MONITORING (SW) Russian president’s special envoy for Afghanistan affairs, Zamir Kabulov, has accused US intelligence in Afghanistan of "drug trafficking".
"Those wonderful US intelligence officers, who accuse us of different things, are involved in drug trafficking. Their planes from Kandahar, from Bagram [airfield near Kabul] are flying wherever they want to - to Germany, to Romania - without any inspections," he said. "Every citizen of Kabul will tell you that, everyone is ready to talk about that."

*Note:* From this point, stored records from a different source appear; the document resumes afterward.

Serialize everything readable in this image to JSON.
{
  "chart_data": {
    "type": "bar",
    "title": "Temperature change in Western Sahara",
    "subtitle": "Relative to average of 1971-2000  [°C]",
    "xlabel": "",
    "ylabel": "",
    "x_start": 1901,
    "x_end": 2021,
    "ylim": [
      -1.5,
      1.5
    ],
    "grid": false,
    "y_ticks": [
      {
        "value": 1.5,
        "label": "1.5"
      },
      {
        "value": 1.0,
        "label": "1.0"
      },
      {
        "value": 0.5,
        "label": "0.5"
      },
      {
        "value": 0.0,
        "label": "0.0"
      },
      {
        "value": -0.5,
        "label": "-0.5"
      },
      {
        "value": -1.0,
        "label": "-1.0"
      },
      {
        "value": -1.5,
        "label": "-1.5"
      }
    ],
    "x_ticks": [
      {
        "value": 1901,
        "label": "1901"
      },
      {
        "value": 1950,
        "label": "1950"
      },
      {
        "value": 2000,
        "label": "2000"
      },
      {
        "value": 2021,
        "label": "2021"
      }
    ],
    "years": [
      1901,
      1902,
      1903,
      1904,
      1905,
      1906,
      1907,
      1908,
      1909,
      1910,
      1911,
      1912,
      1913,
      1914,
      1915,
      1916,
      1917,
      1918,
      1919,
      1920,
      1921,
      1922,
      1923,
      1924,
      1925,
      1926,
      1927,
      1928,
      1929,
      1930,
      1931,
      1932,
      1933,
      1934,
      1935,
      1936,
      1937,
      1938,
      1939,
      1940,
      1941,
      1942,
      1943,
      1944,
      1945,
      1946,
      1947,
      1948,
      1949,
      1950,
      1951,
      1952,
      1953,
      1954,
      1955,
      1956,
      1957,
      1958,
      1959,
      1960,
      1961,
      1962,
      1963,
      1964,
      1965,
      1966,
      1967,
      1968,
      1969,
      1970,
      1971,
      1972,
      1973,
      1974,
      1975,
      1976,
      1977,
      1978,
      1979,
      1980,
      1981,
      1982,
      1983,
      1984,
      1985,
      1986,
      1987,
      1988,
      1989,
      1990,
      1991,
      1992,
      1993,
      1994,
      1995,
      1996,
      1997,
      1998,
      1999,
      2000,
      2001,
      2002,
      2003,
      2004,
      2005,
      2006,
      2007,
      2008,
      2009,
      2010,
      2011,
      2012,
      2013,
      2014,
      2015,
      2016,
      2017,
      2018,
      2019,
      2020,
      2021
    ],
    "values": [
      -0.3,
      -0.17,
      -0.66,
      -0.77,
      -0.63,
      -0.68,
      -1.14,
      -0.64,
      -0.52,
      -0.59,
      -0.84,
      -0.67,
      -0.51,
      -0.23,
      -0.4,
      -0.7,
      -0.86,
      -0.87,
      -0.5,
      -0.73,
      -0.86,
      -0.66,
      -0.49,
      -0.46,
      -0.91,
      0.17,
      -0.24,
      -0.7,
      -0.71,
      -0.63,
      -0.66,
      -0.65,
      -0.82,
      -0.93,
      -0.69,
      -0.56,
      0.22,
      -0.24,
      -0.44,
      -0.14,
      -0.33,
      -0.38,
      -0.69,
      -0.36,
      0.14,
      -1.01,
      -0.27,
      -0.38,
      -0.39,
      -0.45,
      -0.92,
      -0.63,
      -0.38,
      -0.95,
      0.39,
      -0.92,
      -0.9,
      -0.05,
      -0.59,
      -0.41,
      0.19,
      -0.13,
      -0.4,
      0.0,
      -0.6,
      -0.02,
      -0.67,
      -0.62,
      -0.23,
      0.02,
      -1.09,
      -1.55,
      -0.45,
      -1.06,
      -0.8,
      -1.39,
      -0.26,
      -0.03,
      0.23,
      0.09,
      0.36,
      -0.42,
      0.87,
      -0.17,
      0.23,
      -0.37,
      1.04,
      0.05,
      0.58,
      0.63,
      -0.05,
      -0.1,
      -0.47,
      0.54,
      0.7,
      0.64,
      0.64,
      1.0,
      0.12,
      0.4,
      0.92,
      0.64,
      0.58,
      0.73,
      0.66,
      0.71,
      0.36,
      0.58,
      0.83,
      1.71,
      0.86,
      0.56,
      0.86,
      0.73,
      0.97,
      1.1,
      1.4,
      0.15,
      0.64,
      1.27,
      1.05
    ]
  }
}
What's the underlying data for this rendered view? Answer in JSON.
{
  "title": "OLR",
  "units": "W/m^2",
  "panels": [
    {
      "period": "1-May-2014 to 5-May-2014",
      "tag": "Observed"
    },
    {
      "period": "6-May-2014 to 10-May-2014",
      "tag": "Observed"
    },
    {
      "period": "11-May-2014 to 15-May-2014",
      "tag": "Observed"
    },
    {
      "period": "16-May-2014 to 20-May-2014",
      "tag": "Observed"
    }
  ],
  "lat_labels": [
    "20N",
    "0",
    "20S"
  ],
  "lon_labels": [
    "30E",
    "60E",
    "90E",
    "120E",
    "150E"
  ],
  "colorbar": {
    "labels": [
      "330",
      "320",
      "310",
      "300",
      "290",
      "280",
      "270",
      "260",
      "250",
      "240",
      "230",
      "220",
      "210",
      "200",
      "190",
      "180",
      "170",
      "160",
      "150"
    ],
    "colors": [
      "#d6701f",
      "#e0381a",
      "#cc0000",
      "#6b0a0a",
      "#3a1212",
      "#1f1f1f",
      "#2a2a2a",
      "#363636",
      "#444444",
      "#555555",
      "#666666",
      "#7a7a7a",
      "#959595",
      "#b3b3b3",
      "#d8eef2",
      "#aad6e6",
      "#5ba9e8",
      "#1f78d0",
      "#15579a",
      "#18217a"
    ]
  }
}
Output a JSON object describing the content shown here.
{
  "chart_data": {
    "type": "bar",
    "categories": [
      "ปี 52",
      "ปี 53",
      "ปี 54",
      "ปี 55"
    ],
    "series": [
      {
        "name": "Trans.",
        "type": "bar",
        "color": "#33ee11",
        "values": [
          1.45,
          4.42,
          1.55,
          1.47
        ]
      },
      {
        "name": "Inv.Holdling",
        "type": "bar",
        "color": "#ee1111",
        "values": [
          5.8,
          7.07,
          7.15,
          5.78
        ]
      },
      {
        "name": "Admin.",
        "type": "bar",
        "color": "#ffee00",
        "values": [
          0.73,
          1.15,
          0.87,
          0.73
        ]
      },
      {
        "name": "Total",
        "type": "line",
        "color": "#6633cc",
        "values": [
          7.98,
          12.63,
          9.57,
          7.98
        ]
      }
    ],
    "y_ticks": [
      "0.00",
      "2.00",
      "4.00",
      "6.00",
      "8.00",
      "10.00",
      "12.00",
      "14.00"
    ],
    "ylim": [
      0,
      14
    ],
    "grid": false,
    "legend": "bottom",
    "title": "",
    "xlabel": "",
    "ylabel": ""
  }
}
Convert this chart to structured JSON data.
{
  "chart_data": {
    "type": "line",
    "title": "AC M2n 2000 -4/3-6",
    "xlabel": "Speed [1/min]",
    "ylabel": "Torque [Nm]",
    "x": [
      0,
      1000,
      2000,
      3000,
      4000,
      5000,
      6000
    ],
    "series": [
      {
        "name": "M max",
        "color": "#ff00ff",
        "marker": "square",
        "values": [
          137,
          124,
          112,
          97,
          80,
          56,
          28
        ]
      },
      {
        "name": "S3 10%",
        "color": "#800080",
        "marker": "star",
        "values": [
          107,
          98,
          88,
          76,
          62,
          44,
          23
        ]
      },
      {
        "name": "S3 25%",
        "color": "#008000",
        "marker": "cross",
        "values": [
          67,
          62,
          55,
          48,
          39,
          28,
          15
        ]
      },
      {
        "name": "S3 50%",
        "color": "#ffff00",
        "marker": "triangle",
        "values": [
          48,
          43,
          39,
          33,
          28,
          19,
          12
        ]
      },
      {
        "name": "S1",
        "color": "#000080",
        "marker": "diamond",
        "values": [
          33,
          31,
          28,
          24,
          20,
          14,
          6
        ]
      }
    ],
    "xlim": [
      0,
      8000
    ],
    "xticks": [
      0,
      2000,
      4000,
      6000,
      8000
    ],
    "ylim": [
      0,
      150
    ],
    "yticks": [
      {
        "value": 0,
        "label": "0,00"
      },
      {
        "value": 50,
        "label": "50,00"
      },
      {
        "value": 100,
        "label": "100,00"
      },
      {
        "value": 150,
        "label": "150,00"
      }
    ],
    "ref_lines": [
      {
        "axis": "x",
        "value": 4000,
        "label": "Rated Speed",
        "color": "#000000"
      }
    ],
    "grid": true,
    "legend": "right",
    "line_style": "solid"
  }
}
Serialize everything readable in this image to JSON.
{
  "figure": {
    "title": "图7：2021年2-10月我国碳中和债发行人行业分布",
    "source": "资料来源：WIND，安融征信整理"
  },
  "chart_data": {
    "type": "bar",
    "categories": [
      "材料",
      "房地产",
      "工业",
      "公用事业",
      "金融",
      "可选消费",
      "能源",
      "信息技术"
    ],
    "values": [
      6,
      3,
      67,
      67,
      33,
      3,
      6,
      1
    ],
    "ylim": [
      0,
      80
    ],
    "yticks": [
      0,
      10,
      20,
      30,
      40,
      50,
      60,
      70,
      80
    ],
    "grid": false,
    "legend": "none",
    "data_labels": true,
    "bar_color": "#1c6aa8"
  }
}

On June 26, The New York Times ran a story claiming that an unidentified unit of the Russian military intelligence allegedly offered bounties to Taliban (outlawed in Russia) militants to kill US soldiers and other coalition troops in Afghanistan. On June 29, Dmitry Peskov, the Kremlin spokesman, castigated these reports as fabrications and an "elaborate hoax."
On June 27, the Russian Foreign Ministry labeled the initial publication on this issue as intentionally false.
US President Donald Trump said in a Twitter post on June 28 that US intelligence did not find this information credible.
On February 14, 2003, the Russian Supreme Court declared the Taliban a terrorist organization. The extremist organization’s activities are outlawed in Russia.
US President Donald Trump has been briefed on reported Russian bounties placed on American troops in Afghanistan, the White House said Tuesday.
In a pair of tweets, Trump said Sunday neither Vice President Mike Pence nor White House Chief of Staff Mark Meadows were told "about the so-called attacks on our troops in Afghanistan by Russians, as reported through an 'anonymous source' by the Fake News @nytimes."
His denial came two days after the newspaper reported that a Russian military intelligence unit secretly offered bounties to Taliban-linked militants for killing coalition forces, including American troops in Afghanistan.